Circuit breakers are one of the most common electrical devices found in residential areas. They are mainly installed to protect our electrical system from damages in the event of an overload, overcurrent, or a short-circuit. These are composed of five key components. Learning about these key components are essential in understanding the operations of a circuit breaker.
The Frame. The frame is made up of an insulating material such as resin or glass-polyester. It serves as the case or housing that holds together all the other parts.
The Operating Mechanism. The operating mechanism is the part that enables the circuit breaker to open and close the contacts. Its handle moves through a toggle mechanism and indicates whether the breaker is turned on or off.
Interrupting Structure. This part of the breaker is composed of arc chutes, steel plates, and other current-carrying parts. Arc is a discharge of electric current that crosses a gap between contacts. One of the essential parts of the interrupting structure is its arc extinguisher. It is made up of insulated plates that extinguish arcs by confining and separating the arcs.
Trip Unit. This structure is responsible for tripping the operating mechanism in the event of a short circuit and current overload. It has thermally-sensitive and current-sensitive electro-magnetic devices that monitor and sense abnormality in the current system.
Terminal Connections. Terminal Connections provides a safe linkage between the circuit breaker and the conductor.
As you are now familiar with the parts of a circuit breaker, you have a clearer vision of how the breaker operates. It is important to note, however, that all of the parts of the circuit breaker are upgradeable and replaceable. Fortunately, replacing parts is not complicated. Specialty electronic parts are available and for sale online. With a variety of materials available in the market, you can choose parts with optimum capacity and durability.
What happens when your circuit overloads?

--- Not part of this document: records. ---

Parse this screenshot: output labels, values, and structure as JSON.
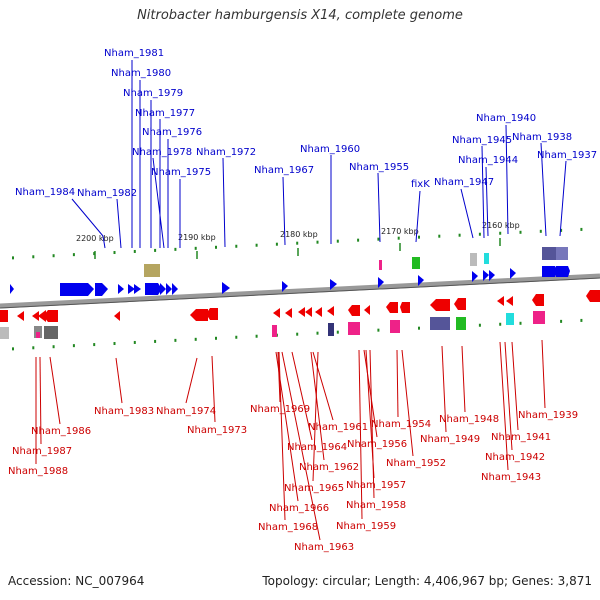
{
  "title": "Nitrobacter hamburgensis X14, complete genome",
  "footer": {
    "accession": "Accession: NC_007964",
    "info": "Topology: circular; Length: 4,406,967 bp; Genes: 3,871"
  },
  "ticks": [
    "2200 kbp",
    "2190 kbp",
    "2180 kbp",
    "2170 kbp",
    "2160 kbp"
  ],
  "top_labels": [
    {
      "text": "Nham_1981"
    },
    {
      "text": "Nham_1980"
    },
    {
      "text": "Nham_1979"
    },
    {
      "text": "Nham_1977"
    },
    {
      "text": "Nham_1976"
    },
    {
      "text": "Nham_1978"
    },
    {
      "text": "Nham_1972"
    },
    {
      "text": "Nham_1975"
    },
    {
      "text": "Nham_1984"
    },
    {
      "text": "Nham_1982"
    },
    {
      "text": "Nham_1960"
    },
    {
      "text": "Nham_1967"
    },
    {
      "text": "Nham_1955"
    },
    {
      "text": "fixK"
    },
    {
      "text": "Nham_1940"
    },
    {
      "text": "Nham_1945"
    },
    {
      "text": "Nham_1938"
    },
    {
      "text": "Nham_1944"
    },
    {
      "text": "Nham_1937"
    },
    {
      "text": "Nham_1947"
    }
  ],
  "bottom_labels": [
    {
      "text": "Nham_1983"
    },
    {
      "text": "Nham_1974"
    },
    {
      "text": "Nham_1973"
    },
    {
      "text": "Nham_1986"
    },
    {
      "text": "Nham_1987"
    },
    {
      "text": "Nham_1988"
    },
    {
      "text": "Nham_1969"
    },
    {
      "text": "Nham_1961"
    },
    {
      "text": "Nham_1964"
    },
    {
      "text": "Nham_1962"
    },
    {
      "text": "Nham_1965"
    },
    {
      "text": "Nham_1966"
    },
    {
      "text": "Nham_1968"
    },
    {
      "text": "Nham_1963"
    },
    {
      "text": "Nham_1954"
    },
    {
      "text": "Nham_1956"
    },
    {
      "text": "Nham_1952"
    },
    {
      "text": "Nham_1957"
    },
    {
      "text": "Nham_1958"
    },
    {
      "text": "Nham_1959"
    },
    {
      "text": "Nham_1948"
    },
    {
      "text": "Nham_1949"
    },
    {
      "text": "Nham_1939"
    },
    {
      "text": "Nham_1941"
    },
    {
      "text": "Nham_1942"
    },
    {
      "text": "Nham_1943"
    }
  ],
  "colors": {
    "forward": "#0000ee",
    "reverse": "#ee0000",
    "backbone": "#888888",
    "tick": "#228822"
  }
}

All electrical circuits come with a designated load of energy to carry. When our consumption is higher than the designated limit, circuit overload happens. If our electrical wiring carries too much load, it will generate heat until it eventually melts and starts a fire. Fortunately, the breaker can sense the overload before anything terrible happens. In case of overload, the breaker will immediately trip, thereby shutting off the power of the entire electrical circuit.
How do you fix a circuit breaker that trips?
A tripping circuit breaker is typical, especially when multiple appliances are used at the same time. However, fixing this is easy with the following steps.
First of all, you have to turn off lights and unplug all electrical devices. This is necessary to ensure that overload will not happen again. Next, you have to locate your circuit breakers. Open the case and look for the breaker that has moved from on to the off position, or halfway in between. Turn the lever to the on position to restore the power. Afterward, test your breaker by plugging your electrical devices one by one. If it loses power once again, that means that your circuit is carrying more load than what it can handle. In this case, you either have to upgrade your circuit breaker or move the connection of your other appliances to other circuits.
Please remember that if your power is not restored, you may have to ask for the help of a professional electrician to inspect your electrical system.
Always remember that handling electrical devices requires utmost caution. Look for signs of smoke or fire in case your power trips. Do not operate the circuit breaker when you have wet body parts or when you are on a damp surface. Moreover, you may opt to wear protective and or insulator gloves when working.